Beck: You don’t know who I am. I do have that to offer. But those guards, they’re like you. They won’t see the realities. I’m the side of the business they don’t like to think about. I’m just reminding God’s daughter who I am and who she really is. She won’t insult me again. If she doesn’t like it, too bad.
Cassatt: Who the fuck is God’s daughter?
Beck: (laughter)
Freeman: Something tickle your funny bone, mate? Must be a pretty funny joke.
Beck: It is, believe me.
Freeman: How come you can get into a place like that?

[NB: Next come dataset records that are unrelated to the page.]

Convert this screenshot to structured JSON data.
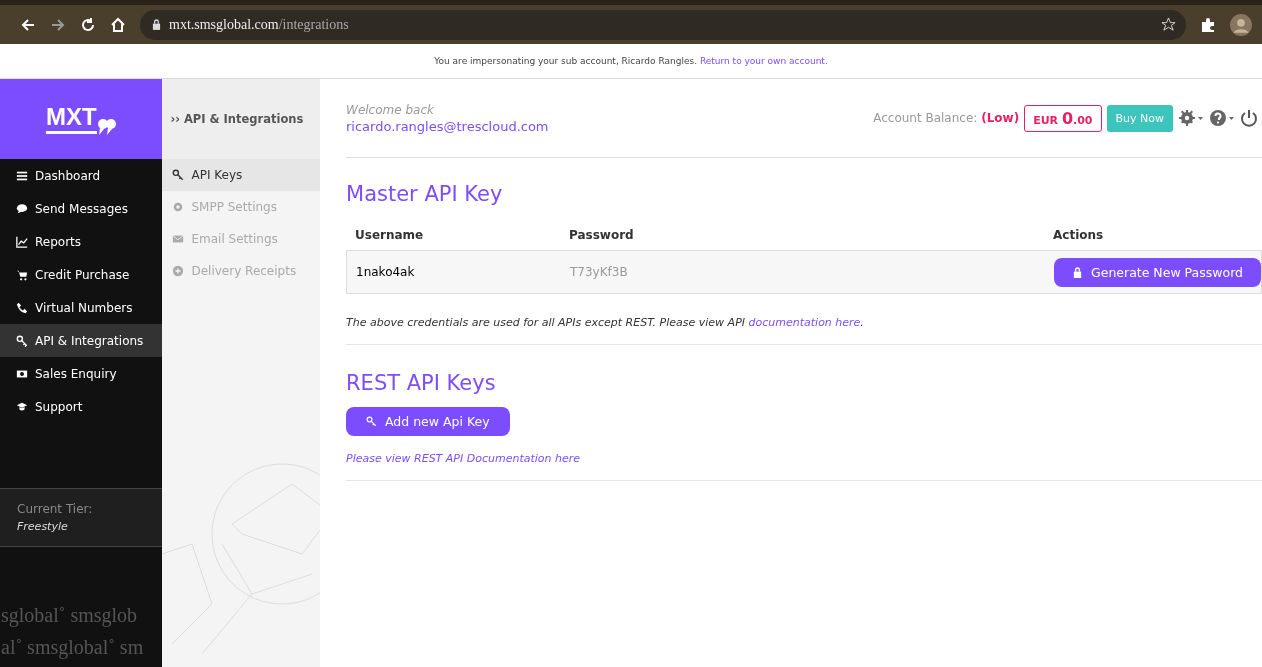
{
  "browser": {
    "url_host": "mxt.smsglobal.com",
    "url_path": "/integrations"
  },
  "notice": {
    "text": "You are impersonating your sub account, Ricardo Rangles.",
    "link": "Return to your own account."
  },
  "logo": {
    "text": "MXT"
  },
  "breadcrumb": {
    "marker": "››",
    "title": "API & Integrations"
  },
  "sidebar": {
    "items": [
      {
        "label": "Dashboard",
        "selected": false
      },
      {
        "label": "Send Messages",
        "selected": false
      },
      {
        "label": "Reports",
        "selected": false
      },
      {
        "label": "Credit Purchase",
        "selected": false
      },
      {
        "label": "Virtual Numbers",
        "selected": false
      },
      {
        "label": "API & Integrations",
        "selected": true
      },
      {
        "label": "Sales Enquiry",
        "selected": false
      },
      {
        "label": "Support",
        "selected": false
      }
    ],
    "tier_label": "Current Tier:",
    "tier_value": "Freestyle",
    "pattern_lines": [
      "sglobal˚ smsglob",
      "al˚ smsglobal˚ sm"
    ]
  },
  "submenu": [
    {
      "label": "API Keys",
      "selected": true,
      "disabled": false
    },
    {
      "label": "SMPP Settings",
      "selected": false,
      "disabled": true
    },
    {
      "label": "Email Settings",
      "selected": false,
      "disabled": true
    },
    {
      "label": "Delivery Receipts",
      "selected": false,
      "disabled": true
    }
  ],
  "header": {
    "welcome": "Welcome back",
    "email": "ricardo.rangles@trescloud.com",
    "balance_label": "Account Balance:",
    "balance_status": "(Low)",
    "currency": "EUR",
    "amount_main": "0",
    "amount_cents": ".00",
    "buy_button": "Buy Now"
  },
  "master": {
    "title": "Master API Key",
    "columns": [
      "Username",
      "Password",
      "Actions"
    ],
    "rows": [
      {
        "username": "1nako4ak",
        "password": "T73yKf3B",
        "action": "Generate New Password"
      }
    ],
    "note": "The above credentials are used for all APIs except REST. Please view API",
    "note_link": "documentation here",
    "note_end": "."
  },
  "rest": {
    "title": "REST API Keys",
    "button": "Add new Api Key",
    "link": "Please view REST API Documentation here"
  }
}
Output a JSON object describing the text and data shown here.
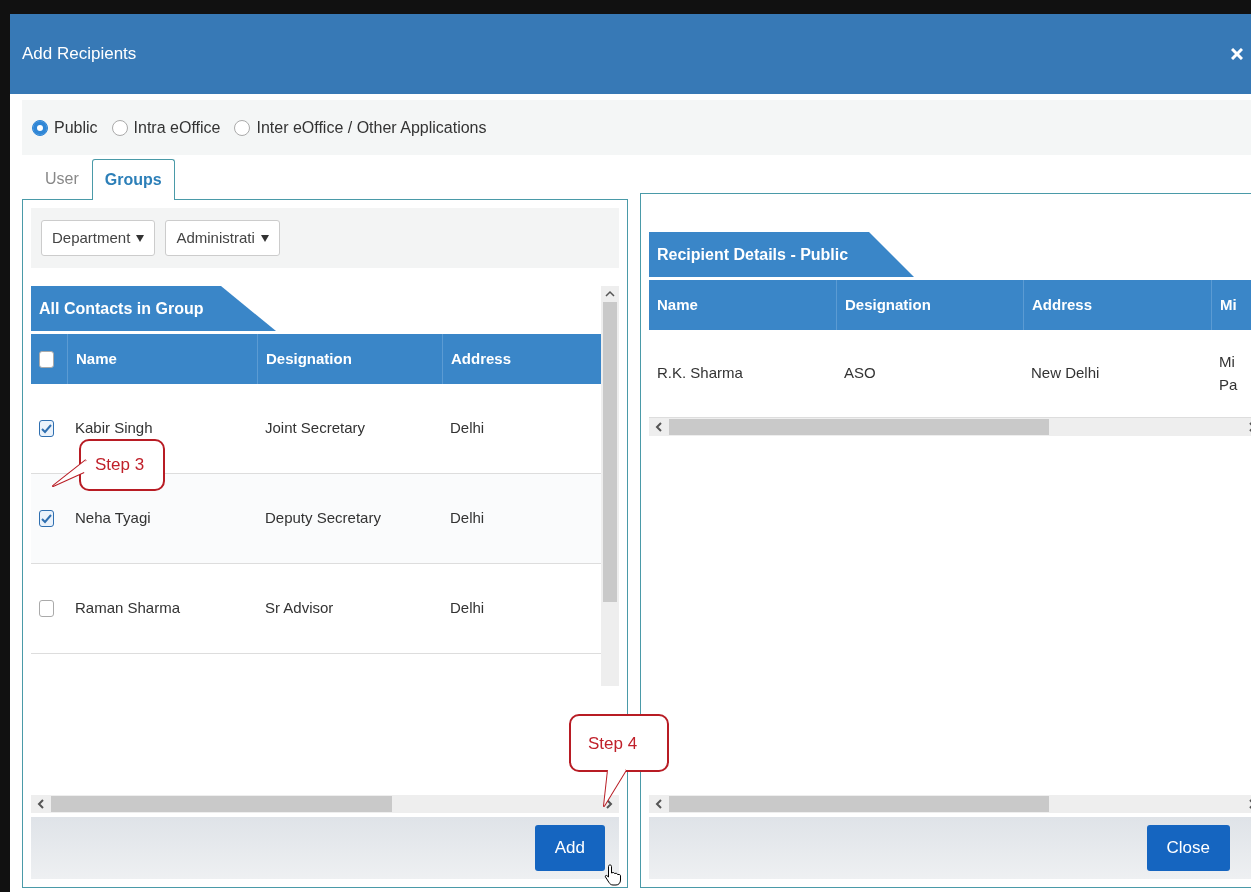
{
  "window": {
    "title": "Add Recipients"
  },
  "recipient_types": [
    {
      "label": "Public",
      "selected": true
    },
    {
      "label": "Intra eOffice",
      "selected": false
    },
    {
      "label": "Inter eOffice / Other Applications",
      "selected": false
    }
  ],
  "tabs": [
    {
      "label": "User",
      "selected": false
    },
    {
      "label": "Groups",
      "selected": true
    }
  ],
  "filters": [
    {
      "value": "Department"
    },
    {
      "value": "Administrati"
    }
  ],
  "contacts": {
    "title": "All Contacts in Group",
    "select_all_checked": false,
    "columns": [
      "Name",
      "Designation",
      "Address"
    ],
    "rows": [
      {
        "checked": true,
        "cells": [
          "Kabir Singh",
          "Joint Secretary",
          "Delhi"
        ]
      },
      {
        "checked": true,
        "cells": [
          "Neha Tyagi",
          "Deputy Secretary",
          "Delhi"
        ]
      },
      {
        "checked": false,
        "cells": [
          "Raman Sharma",
          "Sr Advisor",
          "Delhi"
        ]
      }
    ]
  },
  "add_button": "Add",
  "recipients": {
    "title": "Recipient Details - Public",
    "columns": [
      "Name",
      "Designation",
      "Address",
      "Mi"
    ],
    "rows": [
      {
        "cells": [
          "R.K. Sharma",
          "ASO",
          "New Delhi",
          "Mi\nPa"
        ]
      }
    ]
  },
  "close_button": "Close",
  "callouts": [
    {
      "text": "Step 3"
    },
    {
      "text": "Step 4"
    }
  ]
}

Beck: Because I know where the money comes from. I know how it gets spent. That building is the biggest washing machine in the world.
Cassatt: Where does that much money come from?
Beck: From the old man. God the Father. The Alpha and the Omega. That’s how he sees himself.
Freeman: That tells us a lot.
Beck: Then don’t ask questions. You said we were here to talk diamonds. Okay, we will. I want to get another shipment over here. The same arrangement as last time. Can we do it?
Cassatt: Just where do you get your rocks from, mate?
Beck: Why?
Cassatt: I’m curious.
Beck: From a place called Kisangani. I’ve got people there.
Freeman: Kisangani? Sounds like kiss my arse.
Beck: It’s a town in the Congo, a diamond market. The last time I was there, four years ago, it was a war zone. You wouldn’t have lasted five minutes.
Cassatt: What were you doing there then?
Beck: We went there because we were hiding something.